With the oil market downturn still raging, 2015 has been a challenging year for the entire energy industry. Those challenges continued in the third quarter after the price of oil plunged more than 20% from its peak the prior quarter. Given that backdrop, here are a few things to keep an eye on when NOW (NYSE:DNOW) reports its third-quarter results on Tuesday morning.

First, let's review
Last quarter was a tough one for NOW, with the company reporting revenue that fell 13% sequentially to $750 million. That number would have been worse if it weren't for recent acquisitions, without which revenue would have slumped 17%. Despite the positive impact acquisitions had on revenue, they could not help pad the bottom line and resulted in a loss of $19 million, or $0.18 per share, which was twice as steep as the decline it reported in the first quarter.

Those were very weak results, especially in light of what industry leader MRC Global (NYSE:MRC) accomplished last quarter. MRC Global's sales were only down 7.3% sequentially, to $1.2 billion. In addition, it actually reported a profit, generating $15 million, or $0.15 per share, of net income.

Are expenses continuing to fall?
One of the key trends during this slump has been the ability of energy-related companies to reduce their costs to take away some of the downturn's sting. Since the slide started, NOW has reduced its quarterly warehousing, selling, and administrative expenses by $28 million, or $41 million excluding acquisitions. This is a number that investors need to see continuing to come down this quarter to help offset some of the declining revenue.

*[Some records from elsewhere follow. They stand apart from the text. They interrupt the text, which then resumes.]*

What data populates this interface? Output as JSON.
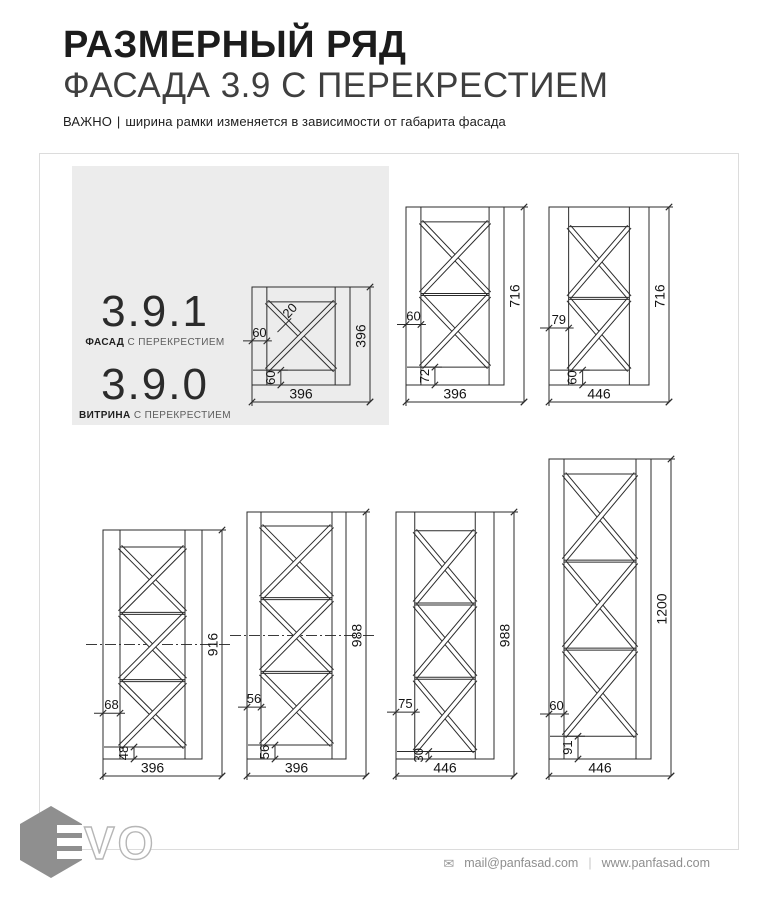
{
  "header": {
    "title": "РАЗМЕРНЫЙ РЯД",
    "subtitle": "ФАСАДА 3.9 С ПЕРЕКРЕСТИЕМ",
    "note_prefix": "ВАЖНО",
    "note_separator": "|",
    "note_text": "ширина рамки изменяется в зависимости от габарита фасада"
  },
  "legend": {
    "items": [
      {
        "code": "3.9.1",
        "type": "ФАСАД",
        "suffix": " С ПЕРЕКРЕСТИЕМ"
      },
      {
        "code": "3.9.0",
        "type": "ВИТРИНА",
        "suffix": " С ПЕРЕКРЕСТИЕМ"
      }
    ]
  },
  "drawings": [
    {
      "name": "facade-396x396",
      "width_label": "396",
      "height_label": "396",
      "left_dim_label": "60",
      "bottom_dim_label": "60",
      "cross_label": "20",
      "width_mm": 396,
      "height_mm": 396,
      "frame_side_mm": 60,
      "bottom_rail_mm": 60,
      "cross_mm": 20,
      "panels": 1,
      "centerline": false
    },
    {
      "name": "facade-396x716",
      "width_label": "396",
      "height_label": "716",
      "left_dim_label": "60",
      "bottom_dim_label": "72",
      "width_mm": 396,
      "height_mm": 716,
      "frame_side_mm": 60,
      "bottom_rail_mm": 72,
      "cross_mm": 20,
      "panels": 2,
      "centerline": false
    },
    {
      "name": "facade-446x716",
      "width_label": "446",
      "height_label": "716",
      "left_dim_label": "79",
      "bottom_dim_label": "60",
      "width_mm": 446,
      "height_mm": 716,
      "frame_side_mm": 79,
      "bottom_rail_mm": 60,
      "cross_mm": 20,
      "panels": 2,
      "centerline": false
    },
    {
      "name": "facade-396x916",
      "width_label": "396",
      "height_label": "916",
      "left_dim_label": "68",
      "bottom_dim_label": "48",
      "width_mm": 396,
      "height_mm": 916,
      "frame_side_mm": 68,
      "bottom_rail_mm": 48,
      "cross_mm": 20,
      "panels": 3,
      "centerline": true
    },
    {
      "name": "facade-396x988",
      "width_label": "396",
      "height_label": "988",
      "left_dim_label": "56",
      "bottom_dim_label": "56",
      "width_mm": 396,
      "height_mm": 988,
      "frame_side_mm": 56,
      "bottom_rail_mm": 56,
      "cross_mm": 20,
      "panels": 3,
      "centerline": true
    },
    {
      "name": "facade-446x988",
      "width_label": "446",
      "height_label": "988",
      "left_dim_label": "75",
      "bottom_dim_label": "30",
      "width_mm": 446,
      "height_mm": 988,
      "frame_side_mm": 75,
      "bottom_rail_mm": 30,
      "cross_mm": 20,
      "panels": 3,
      "centerline": false
    },
    {
      "name": "facade-446x1200",
      "width_label": "446",
      "height_label": "1200",
      "left_dim_label": "60",
      "bottom_dim_label": "91",
      "width_mm": 446,
      "height_mm": 1200,
      "frame_side_mm": 60,
      "bottom_rail_mm": 91,
      "cross_mm": 20,
      "panels": 3,
      "centerline": false
    }
  ],
  "footer": {
    "logo_vo": "VO",
    "envelope_icon": "✉",
    "email": "mail@panfasad.com",
    "separator": "|",
    "website": "www.panfasad.com"
  },
  "colors": {
    "line": "#2b2b2b",
    "panel_bg": "#ececec",
    "border": "#dcdcdc",
    "footer_text": "#8e8e8e",
    "logo_gray": "#8f8f8f"
  }
}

How did the international segment hold up?
Last quarter, NOW's international segment's revenue was flat year over year thanks in part to acquisitions as well as the fact that the international rig count has held up much better than the rig count in North America.


2Q15 Revenue

2Q14 Revenue

United States

 $496 million

 $662 million


 $89 million

 $125 million


 $165 million

 $165 million

Data source: NOW press release.

Investors should look to see if the company saw similar stability with international revenue again this quarter or if conditions worsened overseas. Incidentally, this was one area where NOW outperformed MRC Global, whose international sales plunged 29.1% year over year due in part to the strong dollar, something NOW investors should keep an eye on because it could have had an impact on sales this quarter both internationally and in Canada.

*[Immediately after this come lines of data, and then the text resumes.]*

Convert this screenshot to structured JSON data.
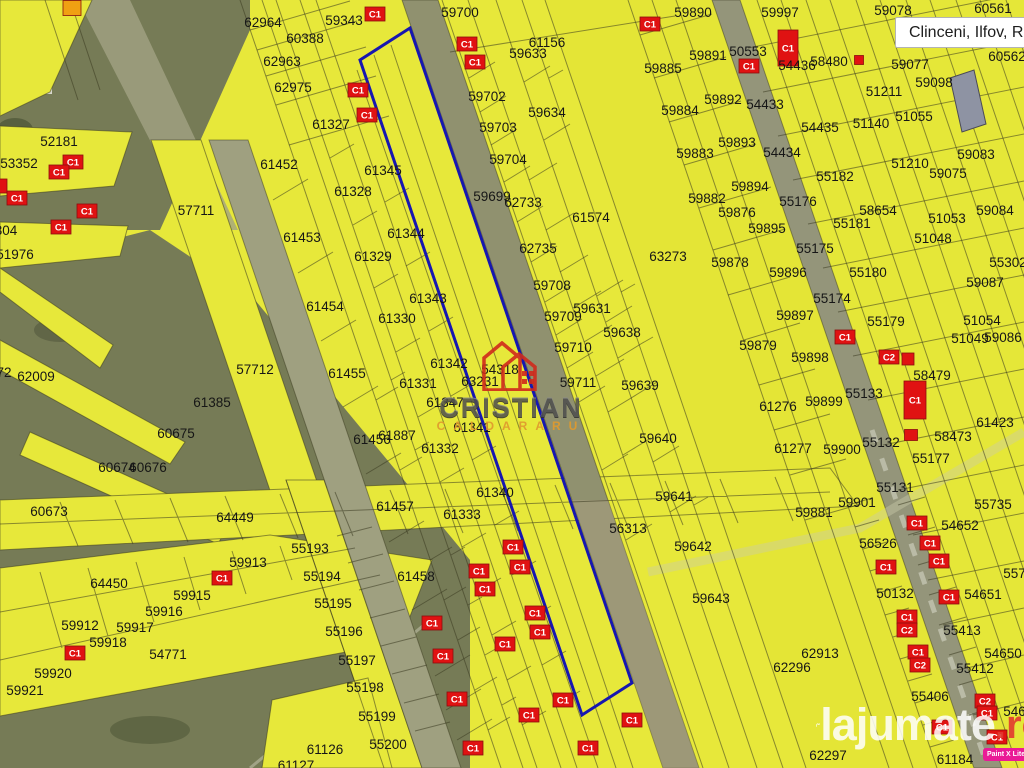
{
  "location_box": {
    "label": "Clinceni, Ilfov, ROU"
  },
  "watermarks": {
    "agency_name": "CRISTIAN",
    "agency_subname": "CALDARARU",
    "site_name": "lajumate",
    "site_tld": ".ro",
    "app_badge": "Paint X Lite"
  },
  "colors": {
    "map-base": "#e7e83a",
    "map-olive": "#767b56",
    "road": "#90916f",
    "line": "#3a3a20",
    "highlight": "#1717b0",
    "marker-red": "#e01212",
    "marker-orange": "#f0a012",
    "site-accent": "#e23b30",
    "badge-bg": "#ea1a96"
  },
  "map": {
    "highlight_polygon": "410,28 632,683 582,715 360,60",
    "parcels": [
      [
        "62964",
        263,
        23
      ],
      [
        "60388",
        305,
        39
      ],
      [
        "62963",
        282,
        62
      ],
      [
        "62975",
        293,
        88
      ],
      [
        "59343",
        344,
        21
      ],
      [
        "61327",
        331,
        125
      ],
      [
        "52181",
        59,
        142
      ],
      [
        "53352",
        19,
        164
      ],
      [
        "61452",
        279,
        165
      ],
      [
        "57711",
        196,
        211
      ],
      [
        "61453",
        302,
        238
      ],
      [
        "51976",
        15,
        255
      ],
      [
        "304",
        6,
        231
      ],
      [
        "59700",
        460,
        13
      ],
      [
        "61156",
        547,
        43
      ],
      [
        "59633",
        528,
        54
      ],
      [
        "59702",
        487,
        97
      ],
      [
        "59634",
        547,
        113
      ],
      [
        "59703",
        498,
        128
      ],
      [
        "59704",
        508,
        160
      ],
      [
        "59699",
        492,
        197
      ],
      [
        "62733",
        523,
        203
      ],
      [
        "61574",
        591,
        218
      ],
      [
        "62735",
        538,
        249
      ],
      [
        "61345",
        383,
        171
      ],
      [
        "61328",
        353,
        192
      ],
      [
        "61344",
        406,
        234
      ],
      [
        "61329",
        373,
        257
      ],
      [
        "59890",
        693,
        13
      ],
      [
        "59997",
        780,
        13
      ],
      [
        "59078",
        893,
        11
      ],
      [
        "60561",
        993,
        9
      ],
      [
        "59885",
        663,
        69
      ],
      [
        "59891",
        708,
        56
      ],
      [
        "50553",
        748,
        52
      ],
      [
        "54436",
        797,
        66
      ],
      [
        "58480",
        829,
        62
      ],
      [
        "59077",
        910,
        65
      ],
      [
        "60562",
        1007,
        57
      ],
      [
        "59892",
        723,
        100
      ],
      [
        "54433",
        765,
        105
      ],
      [
        "51211",
        884,
        92
      ],
      [
        "59098",
        934,
        83
      ],
      [
        "59884",
        680,
        111
      ],
      [
        "54435",
        820,
        128
      ],
      [
        "51140",
        871,
        124
      ],
      [
        "51055",
        914,
        117
      ],
      [
        "59893",
        737,
        143
      ],
      [
        "59883",
        695,
        154
      ],
      [
        "54434",
        782,
        153
      ],
      [
        "51210",
        910,
        164
      ],
      [
        "59083",
        976,
        155
      ],
      [
        "59075",
        948,
        174
      ],
      [
        "55182",
        835,
        177
      ],
      [
        "59894",
        750,
        187
      ],
      [
        "59882",
        707,
        199
      ],
      [
        "55176",
        798,
        202
      ],
      [
        "58654",
        878,
        211
      ],
      [
        "59084",
        995,
        211
      ],
      [
        "59876",
        737,
        213
      ],
      [
        "55181",
        852,
        224
      ],
      [
        "51053",
        947,
        219
      ],
      [
        "59895",
        767,
        229
      ],
      [
        "51048",
        933,
        239
      ],
      [
        "55175",
        815,
        249
      ],
      [
        "72",
        4,
        373
      ],
      [
        "62009",
        36,
        377
      ],
      [
        "57712",
        255,
        370
      ],
      [
        "61385",
        212,
        403
      ],
      [
        "60675",
        176,
        434
      ],
      [
        "60674",
        117,
        468
      ],
      [
        "60676",
        148,
        468
      ],
      [
        "61454",
        325,
        307
      ],
      [
        "60673",
        49,
        512
      ],
      [
        "63273",
        668,
        257
      ],
      [
        "61343",
        428,
        299
      ],
      [
        "61330",
        397,
        319
      ],
      [
        "59708",
        552,
        286
      ],
      [
        "59709",
        563,
        317
      ],
      [
        "59631",
        592,
        309
      ],
      [
        "59638",
        622,
        333
      ],
      [
        "61342",
        449,
        364
      ],
      [
        "59710",
        573,
        348
      ],
      [
        "61455",
        347,
        374
      ],
      [
        "61331",
        418,
        384
      ],
      [
        "63231",
        480,
        382
      ],
      [
        "54318",
        500,
        370
      ],
      [
        "59711",
        578,
        383
      ],
      [
        "59639",
        640,
        386
      ],
      [
        "61347",
        445,
        403
      ],
      [
        "61456",
        372,
        440
      ],
      [
        "61887",
        397,
        436
      ],
      [
        "61341",
        472,
        428
      ],
      [
        "61332",
        440,
        449
      ],
      [
        "59640",
        658,
        439
      ],
      [
        "61340",
        495,
        493
      ],
      [
        "61457",
        395,
        507
      ],
      [
        "59641",
        674,
        497
      ],
      [
        "59878",
        730,
        263
      ],
      [
        "55302",
        1008,
        263
      ],
      [
        "59896",
        788,
        273
      ],
      [
        "55180",
        868,
        273
      ],
      [
        "59087",
        985,
        283
      ],
      [
        "55174",
        832,
        299
      ],
      [
        "59897",
        795,
        316
      ],
      [
        "55179",
        886,
        322
      ],
      [
        "51054",
        982,
        321
      ],
      [
        "51049",
        970,
        339
      ],
      [
        "59086",
        1003,
        338
      ],
      [
        "59879",
        758,
        346
      ],
      [
        "59898",
        810,
        358
      ],
      [
        "58479",
        932,
        376
      ],
      [
        "61276",
        778,
        407
      ],
      [
        "55133",
        864,
        394
      ],
      [
        "59899",
        824,
        402
      ],
      [
        "61423",
        995,
        423
      ],
      [
        "59900",
        842,
        450
      ],
      [
        "55132",
        881,
        443
      ],
      [
        "58473",
        953,
        437
      ],
      [
        "61277",
        793,
        449
      ],
      [
        "55177",
        931,
        459
      ],
      [
        "55131",
        895,
        488
      ],
      [
        "64449",
        235,
        518
      ],
      [
        "55193",
        310,
        549
      ],
      [
        "59913",
        248,
        563
      ],
      [
        "55194",
        322,
        577
      ],
      [
        "64450",
        109,
        584
      ],
      [
        "59915",
        192,
        596
      ],
      [
        "55195",
        333,
        604
      ],
      [
        "59916",
        164,
        612
      ],
      [
        "59912",
        80,
        626
      ],
      [
        "59917",
        135,
        628
      ],
      [
        "59918",
        108,
        643
      ],
      [
        "54771",
        168,
        655
      ],
      [
        "59920",
        53,
        674
      ],
      [
        "59921",
        25,
        691
      ],
      [
        "61126",
        325,
        750
      ],
      [
        "61127",
        296,
        766
      ],
      [
        "61333",
        462,
        515
      ],
      [
        "56313",
        628,
        529
      ],
      [
        "61458",
        416,
        577
      ],
      [
        "55196",
        344,
        632
      ],
      [
        "55197",
        357,
        661
      ],
      [
        "55198",
        365,
        688
      ],
      [
        "55199",
        377,
        717
      ],
      [
        "55200",
        388,
        745
      ],
      [
        "59881",
        814,
        513
      ],
      [
        "54652",
        960,
        526
      ],
      [
        "56526",
        878,
        544
      ],
      [
        "59642",
        693,
        547
      ],
      [
        "50132",
        895,
        594
      ],
      [
        "54651",
        983,
        595
      ],
      [
        "55734",
        1022,
        574
      ],
      [
        "55413",
        962,
        631
      ],
      [
        "54650",
        1003,
        654
      ],
      [
        "55412",
        975,
        669
      ],
      [
        "55406",
        930,
        697
      ],
      [
        "54649",
        1022,
        712
      ],
      [
        "62913",
        820,
        654
      ],
      [
        "62296",
        792,
        668
      ],
      [
        "62297",
        828,
        756
      ],
      [
        "61184",
        955,
        760
      ],
      [
        "59643",
        711,
        599
      ],
      [
        "59901",
        857,
        503
      ],
      [
        "55735",
        993,
        505
      ]
    ],
    "buildings": [
      {
        "t": "C1",
        "x": 375,
        "y": 14
      },
      {
        "t": "C1",
        "x": 650,
        "y": 24
      },
      {
        "t": "C1",
        "x": 467,
        "y": 44
      },
      {
        "t": "C1",
        "x": 475,
        "y": 62
      },
      {
        "t": "C1",
        "x": 358,
        "y": 90
      },
      {
        "t": "C1",
        "x": 367,
        "y": 115
      },
      {
        "t": "C1",
        "x": 788,
        "y": 48,
        "w": 20,
        "h": 36
      },
      {
        "t": "C1",
        "x": 749,
        "y": 66
      },
      {
        "t": "",
        "x": 859,
        "y": 60,
        "w": 9,
        "h": 9
      },
      {
        "t": "",
        "x": 72,
        "y": 8,
        "w": 18,
        "h": 15,
        "c": "#f0a012"
      },
      {
        "t": "C1",
        "x": 73,
        "y": 162
      },
      {
        "t": "C1",
        "x": 59,
        "y": 172
      },
      {
        "t": "",
        "x": 2,
        "y": 186,
        "w": 10,
        "h": 14
      },
      {
        "t": "C1",
        "x": 17,
        "y": 198
      },
      {
        "t": "C1",
        "x": 87,
        "y": 211
      },
      {
        "t": "C1",
        "x": 61,
        "y": 227
      },
      {
        "t": "C1",
        "x": 845,
        "y": 337
      },
      {
        "t": "C2",
        "x": 889,
        "y": 357
      },
      {
        "t": "",
        "x": 908,
        "y": 359,
        "w": 12,
        "h": 12
      },
      {
        "t": "C1",
        "x": 915,
        "y": 400,
        "w": 22,
        "h": 38
      },
      {
        "t": "",
        "x": 911,
        "y": 435,
        "w": 13,
        "h": 11
      },
      {
        "t": "C1",
        "x": 222,
        "y": 578
      },
      {
        "t": "C1",
        "x": 75,
        "y": 653
      },
      {
        "t": "C1",
        "x": 513,
        "y": 547
      },
      {
        "t": "C1",
        "x": 520,
        "y": 567
      },
      {
        "t": "C1",
        "x": 479,
        "y": 571
      },
      {
        "t": "C1",
        "x": 485,
        "y": 589
      },
      {
        "t": "C1",
        "x": 535,
        "y": 613
      },
      {
        "t": "C1",
        "x": 432,
        "y": 623
      },
      {
        "t": "C1",
        "x": 540,
        "y": 632
      },
      {
        "t": "C1",
        "x": 505,
        "y": 644
      },
      {
        "t": "C1",
        "x": 443,
        "y": 656
      },
      {
        "t": "C1",
        "x": 457,
        "y": 699
      },
      {
        "t": "C1",
        "x": 529,
        "y": 715
      },
      {
        "t": "C1",
        "x": 563,
        "y": 700
      },
      {
        "t": "C1",
        "x": 473,
        "y": 748
      },
      {
        "t": "C1",
        "x": 588,
        "y": 748
      },
      {
        "t": "C1",
        "x": 632,
        "y": 720
      },
      {
        "t": "C1",
        "x": 917,
        "y": 523
      },
      {
        "t": "C1",
        "x": 930,
        "y": 543
      },
      {
        "t": "C1",
        "x": 939,
        "y": 561
      },
      {
        "t": "C1",
        "x": 886,
        "y": 567
      },
      {
        "t": "C1",
        "x": 949,
        "y": 597
      },
      {
        "t": "C1",
        "x": 907,
        "y": 617
      },
      {
        "t": "C2",
        "x": 907,
        "y": 630
      },
      {
        "t": "C1",
        "x": 918,
        "y": 652
      },
      {
        "t": "C2",
        "x": 920,
        "y": 665
      },
      {
        "t": "C2",
        "x": 985,
        "y": 701
      },
      {
        "t": "C1",
        "x": 987,
        "y": 713
      },
      {
        "t": "C1",
        "x": 942,
        "y": 727
      },
      {
        "t": "C1",
        "x": 997,
        "y": 737
      }
    ]
  }
}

Any changes in light of the outlook?
As NOW CEO Robert Workman said last quarter:

It's been a challenging first half of the year across the industry. Looking forward, we will be steadfast in executing our long-term growth strategy while weathering this downturn. Although we saw some modest growth in rig counts in July, recent oil price declines make the timing of a recovery uncertain...We will continue to manage through this cycle, be nimble and position NOW to achieve our objectives as the market recovers.

Clearly, the challenges of the first half of the year continued into the second, with the oil price decline he referenced accelerating from there leading to a lower rig count. Because of this, investors should be on the lookout for any changes the company is now making in light of this more muted outlook. In particular, look to see if it has reached the point where it needs to undertake a major restructuring to reduce its costs.

Investor takeaway
With oil prices and rig activity declining in the third quarter, it suggests that NOW's report won't be all that great. However, in the midst of those challenges, investors will want to see the company further reduce expenses while keeping a close eye on the ability of its international segment to continue to hold up. Also of importance is NOW's outlook, which could signal what steps the company takes next so that it can nimbly maneuver through the downturn.